God, infinitely perfect and blessed in himself, in a plan of sheer goodness freely created man to make him share in his own blessed life. For this reason, at every time and in every place, God draws close to man. He calls man to seek him, to know him, to love him with all his strength. He calls together all men, scattered and divided by sin, into the unity of his family, the Church. To accomplish this, when the fullness of time had come, God sent his Son as Redeemer and Savior.
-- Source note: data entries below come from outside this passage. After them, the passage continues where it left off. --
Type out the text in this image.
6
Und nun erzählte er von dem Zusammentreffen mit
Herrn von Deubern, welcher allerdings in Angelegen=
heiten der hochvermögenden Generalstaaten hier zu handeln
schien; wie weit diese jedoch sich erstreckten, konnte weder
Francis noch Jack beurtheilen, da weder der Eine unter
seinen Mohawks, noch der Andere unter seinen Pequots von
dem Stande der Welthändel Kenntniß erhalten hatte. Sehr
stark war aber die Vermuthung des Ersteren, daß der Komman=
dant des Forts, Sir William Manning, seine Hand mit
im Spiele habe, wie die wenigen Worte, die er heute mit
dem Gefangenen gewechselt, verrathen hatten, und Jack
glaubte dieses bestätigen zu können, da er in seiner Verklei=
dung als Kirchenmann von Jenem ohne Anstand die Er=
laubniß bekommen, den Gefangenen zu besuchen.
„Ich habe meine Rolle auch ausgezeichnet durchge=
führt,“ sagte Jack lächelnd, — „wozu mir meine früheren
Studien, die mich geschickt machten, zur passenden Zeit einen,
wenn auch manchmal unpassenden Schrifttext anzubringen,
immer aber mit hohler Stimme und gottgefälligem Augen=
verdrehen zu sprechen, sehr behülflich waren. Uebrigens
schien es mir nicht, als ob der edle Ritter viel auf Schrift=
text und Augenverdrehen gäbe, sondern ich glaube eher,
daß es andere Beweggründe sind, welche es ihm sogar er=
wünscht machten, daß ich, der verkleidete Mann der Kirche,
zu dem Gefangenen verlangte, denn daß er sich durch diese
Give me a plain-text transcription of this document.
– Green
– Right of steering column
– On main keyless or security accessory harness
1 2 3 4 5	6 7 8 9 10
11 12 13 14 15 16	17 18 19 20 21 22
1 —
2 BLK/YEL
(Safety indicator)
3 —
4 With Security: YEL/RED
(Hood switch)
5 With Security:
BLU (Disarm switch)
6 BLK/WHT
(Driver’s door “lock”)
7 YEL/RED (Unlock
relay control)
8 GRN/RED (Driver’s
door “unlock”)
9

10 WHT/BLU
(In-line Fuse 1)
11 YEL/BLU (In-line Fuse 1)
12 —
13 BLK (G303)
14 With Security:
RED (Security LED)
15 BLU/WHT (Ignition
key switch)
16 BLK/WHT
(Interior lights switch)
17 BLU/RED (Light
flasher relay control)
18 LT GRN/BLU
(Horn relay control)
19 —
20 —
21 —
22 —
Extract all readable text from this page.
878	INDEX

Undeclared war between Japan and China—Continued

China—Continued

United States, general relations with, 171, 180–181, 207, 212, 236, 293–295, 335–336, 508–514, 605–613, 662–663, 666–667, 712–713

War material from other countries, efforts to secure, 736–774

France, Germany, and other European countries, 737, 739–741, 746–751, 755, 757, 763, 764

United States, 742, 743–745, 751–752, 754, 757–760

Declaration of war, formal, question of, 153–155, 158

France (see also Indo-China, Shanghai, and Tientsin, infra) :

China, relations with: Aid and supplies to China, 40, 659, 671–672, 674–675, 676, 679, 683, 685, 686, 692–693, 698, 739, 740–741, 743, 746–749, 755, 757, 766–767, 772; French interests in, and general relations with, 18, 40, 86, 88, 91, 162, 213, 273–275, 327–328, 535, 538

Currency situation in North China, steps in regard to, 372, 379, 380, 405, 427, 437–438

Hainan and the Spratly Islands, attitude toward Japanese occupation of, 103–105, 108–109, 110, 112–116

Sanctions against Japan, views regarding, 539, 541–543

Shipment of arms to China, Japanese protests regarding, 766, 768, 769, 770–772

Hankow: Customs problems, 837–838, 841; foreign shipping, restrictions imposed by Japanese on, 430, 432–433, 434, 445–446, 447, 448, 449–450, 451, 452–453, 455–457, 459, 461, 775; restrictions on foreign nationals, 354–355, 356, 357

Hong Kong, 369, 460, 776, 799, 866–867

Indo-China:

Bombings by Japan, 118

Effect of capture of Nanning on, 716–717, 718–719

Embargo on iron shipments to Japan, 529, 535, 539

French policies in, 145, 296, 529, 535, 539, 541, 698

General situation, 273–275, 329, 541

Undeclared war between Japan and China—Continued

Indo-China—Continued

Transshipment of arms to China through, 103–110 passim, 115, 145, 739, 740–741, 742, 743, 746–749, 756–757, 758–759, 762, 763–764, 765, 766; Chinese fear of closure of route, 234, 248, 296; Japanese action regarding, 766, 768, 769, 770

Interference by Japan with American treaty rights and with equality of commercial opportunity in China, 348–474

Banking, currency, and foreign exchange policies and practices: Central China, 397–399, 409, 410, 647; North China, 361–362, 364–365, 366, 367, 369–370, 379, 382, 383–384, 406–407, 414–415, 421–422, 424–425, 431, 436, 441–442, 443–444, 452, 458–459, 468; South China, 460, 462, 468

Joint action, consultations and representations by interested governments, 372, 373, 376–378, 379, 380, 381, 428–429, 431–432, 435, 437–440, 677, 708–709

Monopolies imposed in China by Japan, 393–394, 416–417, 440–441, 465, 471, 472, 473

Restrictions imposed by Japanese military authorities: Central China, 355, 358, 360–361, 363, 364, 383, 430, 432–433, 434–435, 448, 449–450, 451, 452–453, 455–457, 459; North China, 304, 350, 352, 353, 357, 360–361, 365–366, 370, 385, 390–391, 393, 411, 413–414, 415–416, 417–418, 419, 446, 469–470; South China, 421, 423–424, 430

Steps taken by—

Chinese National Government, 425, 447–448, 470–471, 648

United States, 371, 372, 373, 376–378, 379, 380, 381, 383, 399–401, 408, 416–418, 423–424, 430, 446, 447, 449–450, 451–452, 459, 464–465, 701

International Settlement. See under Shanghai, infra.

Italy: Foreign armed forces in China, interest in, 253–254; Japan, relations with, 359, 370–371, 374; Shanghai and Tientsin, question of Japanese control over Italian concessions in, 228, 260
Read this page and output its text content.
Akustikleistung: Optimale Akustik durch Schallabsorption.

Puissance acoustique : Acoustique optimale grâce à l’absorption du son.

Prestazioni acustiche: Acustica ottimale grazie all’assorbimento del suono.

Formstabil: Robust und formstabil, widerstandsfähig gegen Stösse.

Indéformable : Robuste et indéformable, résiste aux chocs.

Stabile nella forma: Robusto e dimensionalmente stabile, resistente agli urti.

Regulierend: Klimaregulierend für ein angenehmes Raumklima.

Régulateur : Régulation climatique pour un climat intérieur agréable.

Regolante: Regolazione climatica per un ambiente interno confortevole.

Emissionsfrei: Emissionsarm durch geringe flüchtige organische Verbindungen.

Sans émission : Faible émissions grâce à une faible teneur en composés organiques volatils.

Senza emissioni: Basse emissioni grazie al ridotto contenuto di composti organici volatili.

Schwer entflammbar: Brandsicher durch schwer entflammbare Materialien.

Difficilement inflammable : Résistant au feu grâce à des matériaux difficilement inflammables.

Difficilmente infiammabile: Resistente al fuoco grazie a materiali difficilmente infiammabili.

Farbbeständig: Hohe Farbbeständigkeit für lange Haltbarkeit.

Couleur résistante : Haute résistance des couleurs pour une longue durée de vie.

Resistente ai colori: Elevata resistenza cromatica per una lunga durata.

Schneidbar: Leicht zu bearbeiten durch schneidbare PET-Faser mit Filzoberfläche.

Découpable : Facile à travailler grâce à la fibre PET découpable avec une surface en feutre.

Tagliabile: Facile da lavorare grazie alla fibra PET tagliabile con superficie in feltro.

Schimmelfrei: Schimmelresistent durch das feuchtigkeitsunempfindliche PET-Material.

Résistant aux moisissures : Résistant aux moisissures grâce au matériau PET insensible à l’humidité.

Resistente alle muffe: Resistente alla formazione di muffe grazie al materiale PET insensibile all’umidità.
In his Son and through him, he invites men to become, in the Holy Spirit, his adopted children and thus heirs of his blessed life. (CCC 1)

            I don’t often permit myself the space to roam this mystery, to wander the halls of its significance, to feel the weight of its life-changing implications settling, soothing, over me like a sweet perfume.
            I do not have to exist.
            And yet.
            I do.
            And not as if by happenstance. God willed me to exist. He has always wanted me.
            In a plan of sheer goodness, I’m told.
            And He loves me so much that He wants me to return to Him, wants me to give my heart back to Him.
But He doesn’t force me. Quite the opposite.
He comes as a baby, meek and mild, so needy He who is so needed, dependent on others He upon whom we depend for the very breath in our lungs.
He came that we would know Him.
Born to die someday.
And still, years later, at the Last Supper with His disciples, He gave of Himself. Body, Blood, Soul, and Divinity.
He does so still.
In the Eucharist at every Mass, He willingly mingles His divinity with our humanity, humbling Himself again and again, hundreds of thousands of times each day in parish churches around the world.
All for the sake of knowing us, of loving us.
In the words of Fr. Joe, it’s awesome.
And I cannot, will not, keep silent about this reality.
I want to sing it from the rooftops:
We are loved, we are loved, we are loved!

Merry Christmas, dear reader. I hope you feel loved and hopeful today.